Judge Brown is one among a slew of federal judges to rule against the Obama administraiton's contracepiton mandate. And when these judges note the moral objections of the plaintiffs, they do so to highlight the burdens imposed on the free exercise of religion. The issue is not whether the judge shares these faith-based objections. If that were the case, then a Catholic judge might dismiss Jewish or Muslim religous objections to a particular law. The issue is whether a plaintiff, who adheres to a particular religious teaching, is forced to violate that deeply held belief, or -- as in the case of the contraception mandate-- pay passive fines that could cripple or close their business.

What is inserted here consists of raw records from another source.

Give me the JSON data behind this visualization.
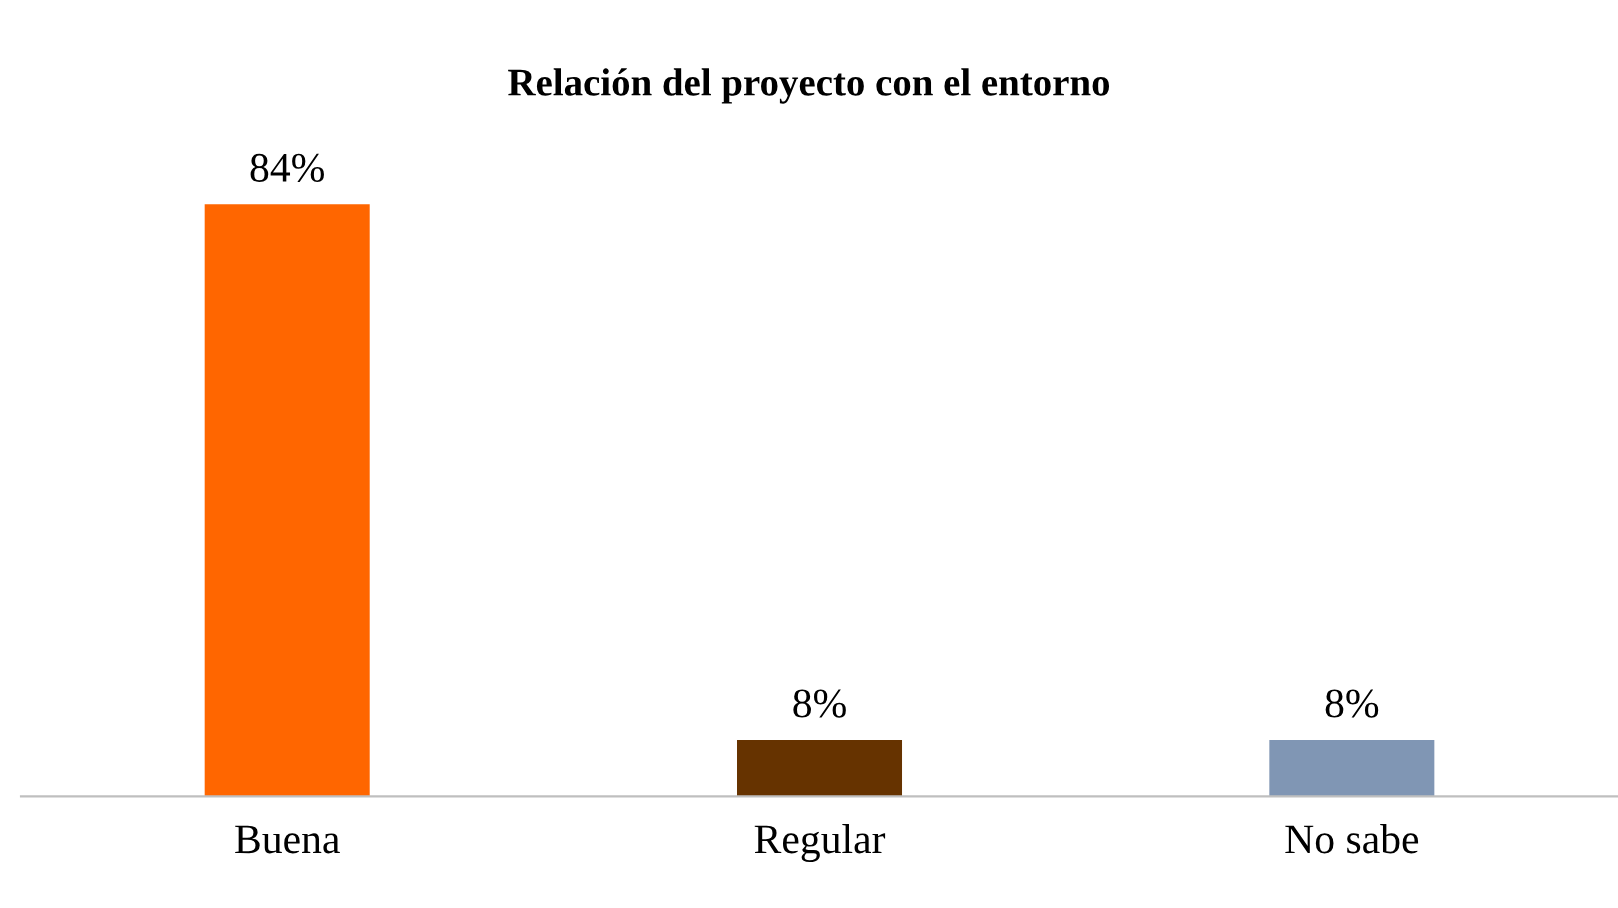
{
  "chart_data": {
    "type": "bar",
    "title": "Relación del proyecto con el entorno",
    "categories": [
      "Buena",
      "Regular",
      "No sabe"
    ],
    "values": [
      84,
      8,
      8
    ],
    "colors": [
      "#ff6600",
      "#663300",
      "#8096b4"
    ],
    "value_labels": [
      "84%",
      "8%",
      "8%"
    ],
    "grid": false,
    "legend": false
  }
}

Ed Whelan, who blogs at Bench Memos for National Review, outlined Judge Brown's opinion in Gilardi v. U.S. Dep’t of Health and Human Services, and placed passages from her decision in proper context:
The primary opinion, by Judge Janice Rogers Brown, rules, first, that the closely-held companies that the Gilardis run do not have any rights under RFRA. Judge Brown determines that “secular corporations” do not have free-exercise rights. And although the line between secular and religious corporations might not be easy to draw (and does not turn on the for-profit/nonprofit distinction), the plaintiff companies conceded that they are religious corporations. (Slip op. at 7-15.)
But, Brown rules, the Gilardis themselves have been injured by the HHS mandate in a way that is separate and distinct from the injury to their companies. (Slip op. at 15-17.) The HHS mandate burdens their exercise of religion by pressuring them to approve and endorse the inclusion of objectionable coverage in their companies’ health plans. “They can either abide by the sacred tenets of their faith, pay a penalty of over $14 million, and cripple the companies they have spent a lifetime building, or they become complicit in a grave moral wrong.” (Slip op. at 20; see generally pp. 17-23.) The government’s supposedly compelling interest is nebulous (slip op. at 23-28), and even if it were compelling, the HHS mandate is not the least restrictive means of furthering that interest (slip op. at 28-32.)
Sounds like a nuanced decision. But if you do an internet search, you'll find the blogspere alive with attacks on Judge Brown purported extremism. For many such commentators and activists, "reproductive rights" trump religious freedom. Period.
Single-issue politics fueled the recent decisions both to embrace the "nuclear option," and to back the HHS mandate, among other morally problematic services authorized under the Affordable Care Act, forcing the U.S. bishops to withhold their support for Obamacare. This point was made clear by Cardinal Timothy Dolan of New York, in a Dec. 1 television interview on NBC's Meet the Press.
Cardinal Dolan said that since 1919, the U.S. bishops have advocated for "afforable, universal healthcare." The bishops backed off after the Affordable Care Act excluded "undocumented immigrant and the unborn baby."
So that's when we began to worry and draw back and say, 'Mr. President, please, you're really kind of pushing aside some of your greatest supporters here. We want to be with you, we want to be strong. And if you keep doing this, we're not going to be able to be one of your cheerleaders....And that sadly is what happened.